Supreme Court of Wisconsin Applies Pro Rata Allocation Based on Policy Limits to Co-Insurance Dispute

By Brian Margolies

In its recent decision in Steadfast Insurance Company v. Greenwich Insurance Company, 2019 WL 323702 (Wis. Jan. 25, 2019), the Supreme Court of Wisconsin addressed the issue of contribution rights as among co-insurers.

Steadfast and Greenwich issued pollution liability policies to different entities that performed sewer-related services for the Milwaukee Metropolitan Sewerage District (MMSD) at different times.  MMSD sought coverage under both policies in connection with underlying claims involving pollution-related loss.  Both insurers agreed that MMSD qualified as an additional insured under their respective policies, but Greenwich took the position that its coverage was excess over the coverage afforded under the Steadfast policy, at least for defense purposes, and that as such, it had no defense obligation.

Both the trial court and the intermediate appellate court held that because the Steadfast and Greenwich policies insured different insureds, during different time periods, the policies were not concurrent and that Greenwich, therefore, could rely on its other insurance clause.  The appellate court further concluded that Greenwich breached its defense obligation and that Steadfast, being equitably subrogated to MMSD’s rights under the Greenwich policy, was entitled to recover 100% of defense costs it had spent in connection with the underlying claim.

On appeal, the Supreme Court of Wisconsin, in a majority decision, affirmed the lower courts’ rulings concerning the other insurance issue, concluding that insurers can rely on other insurance clauses only in the situation of concurrent policies.  The Court agreed that the Steadfast and Greenwich policies were not concurrent, but instead successive, because they insured different insureds for different periods of time.  The Court concluded, therefore, that both insurers had a primary defense obligation to MMSD and that Greenwich breached this duty.

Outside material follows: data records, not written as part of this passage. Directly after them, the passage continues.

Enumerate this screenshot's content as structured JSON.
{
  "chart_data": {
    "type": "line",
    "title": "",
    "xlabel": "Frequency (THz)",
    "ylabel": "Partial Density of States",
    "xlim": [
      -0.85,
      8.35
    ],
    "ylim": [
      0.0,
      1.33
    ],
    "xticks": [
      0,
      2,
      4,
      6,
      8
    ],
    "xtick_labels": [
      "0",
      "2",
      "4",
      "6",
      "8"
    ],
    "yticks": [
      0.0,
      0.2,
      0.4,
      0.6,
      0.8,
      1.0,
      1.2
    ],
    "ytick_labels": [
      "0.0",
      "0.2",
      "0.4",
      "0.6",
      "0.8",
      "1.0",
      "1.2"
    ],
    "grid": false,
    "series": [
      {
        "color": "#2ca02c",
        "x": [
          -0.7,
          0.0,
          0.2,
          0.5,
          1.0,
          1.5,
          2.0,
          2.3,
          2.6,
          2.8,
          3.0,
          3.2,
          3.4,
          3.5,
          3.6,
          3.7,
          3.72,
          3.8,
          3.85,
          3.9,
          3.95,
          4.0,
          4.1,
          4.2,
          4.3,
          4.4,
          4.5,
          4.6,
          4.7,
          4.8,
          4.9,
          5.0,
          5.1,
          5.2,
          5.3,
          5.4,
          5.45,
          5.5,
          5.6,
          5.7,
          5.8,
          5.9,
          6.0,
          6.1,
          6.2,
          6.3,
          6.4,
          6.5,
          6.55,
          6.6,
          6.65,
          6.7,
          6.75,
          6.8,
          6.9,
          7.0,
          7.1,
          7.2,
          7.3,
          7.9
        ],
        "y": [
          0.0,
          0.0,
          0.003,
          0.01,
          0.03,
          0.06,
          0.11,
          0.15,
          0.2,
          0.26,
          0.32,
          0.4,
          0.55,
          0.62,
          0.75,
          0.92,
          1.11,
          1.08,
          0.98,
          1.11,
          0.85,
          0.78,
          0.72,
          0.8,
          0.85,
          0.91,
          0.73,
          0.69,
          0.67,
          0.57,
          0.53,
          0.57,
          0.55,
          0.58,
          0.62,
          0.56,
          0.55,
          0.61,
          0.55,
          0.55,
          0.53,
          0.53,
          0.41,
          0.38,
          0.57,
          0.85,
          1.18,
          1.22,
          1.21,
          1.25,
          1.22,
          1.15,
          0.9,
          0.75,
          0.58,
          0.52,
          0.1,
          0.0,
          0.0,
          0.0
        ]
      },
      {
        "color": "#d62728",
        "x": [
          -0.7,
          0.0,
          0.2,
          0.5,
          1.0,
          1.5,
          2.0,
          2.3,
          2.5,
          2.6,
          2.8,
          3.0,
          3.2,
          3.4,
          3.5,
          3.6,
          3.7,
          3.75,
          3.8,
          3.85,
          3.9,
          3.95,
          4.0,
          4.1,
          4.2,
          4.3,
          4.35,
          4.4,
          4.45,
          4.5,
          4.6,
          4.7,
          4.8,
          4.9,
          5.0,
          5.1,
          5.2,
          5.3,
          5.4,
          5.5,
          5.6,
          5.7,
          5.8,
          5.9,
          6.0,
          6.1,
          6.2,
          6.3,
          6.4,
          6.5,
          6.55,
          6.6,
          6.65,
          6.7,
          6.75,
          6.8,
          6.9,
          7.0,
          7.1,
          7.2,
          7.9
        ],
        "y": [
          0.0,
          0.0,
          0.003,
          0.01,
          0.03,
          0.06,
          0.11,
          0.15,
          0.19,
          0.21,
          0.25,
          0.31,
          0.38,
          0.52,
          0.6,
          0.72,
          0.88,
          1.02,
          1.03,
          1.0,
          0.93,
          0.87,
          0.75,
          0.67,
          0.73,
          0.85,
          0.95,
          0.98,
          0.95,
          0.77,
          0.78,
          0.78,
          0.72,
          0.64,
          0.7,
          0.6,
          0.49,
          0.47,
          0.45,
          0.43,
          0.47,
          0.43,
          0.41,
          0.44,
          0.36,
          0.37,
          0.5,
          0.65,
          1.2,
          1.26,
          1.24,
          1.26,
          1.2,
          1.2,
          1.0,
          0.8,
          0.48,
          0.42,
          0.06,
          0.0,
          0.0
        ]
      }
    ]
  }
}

The Court went on to disagree with the lower courts’ rulings concerning the remedy available to Steadfast.  In particular, the Court reasoned that the appellate court erred in awarding Steadfast recovery of 100% of defense costs based on an equitable subrogation theory as this resulted in a windfall to the company that plainly had a defense obligation.  It reasoned that the appropriate remedy to Steadfast was based on equitable contribution, whereby it would be entitled to recover a share of defense costs from Greenwich.  The Court ruled, as a matter of first impression, that the contribution for defense costs should be pro rated based on policy limits.  Since the Greenwich policy had a $20 million limit of liability and the Steadfast policy had a $30 million limit of liability, the Court concluded that Steadfast was entitled to recover three-fifths of the defense costs it had paid.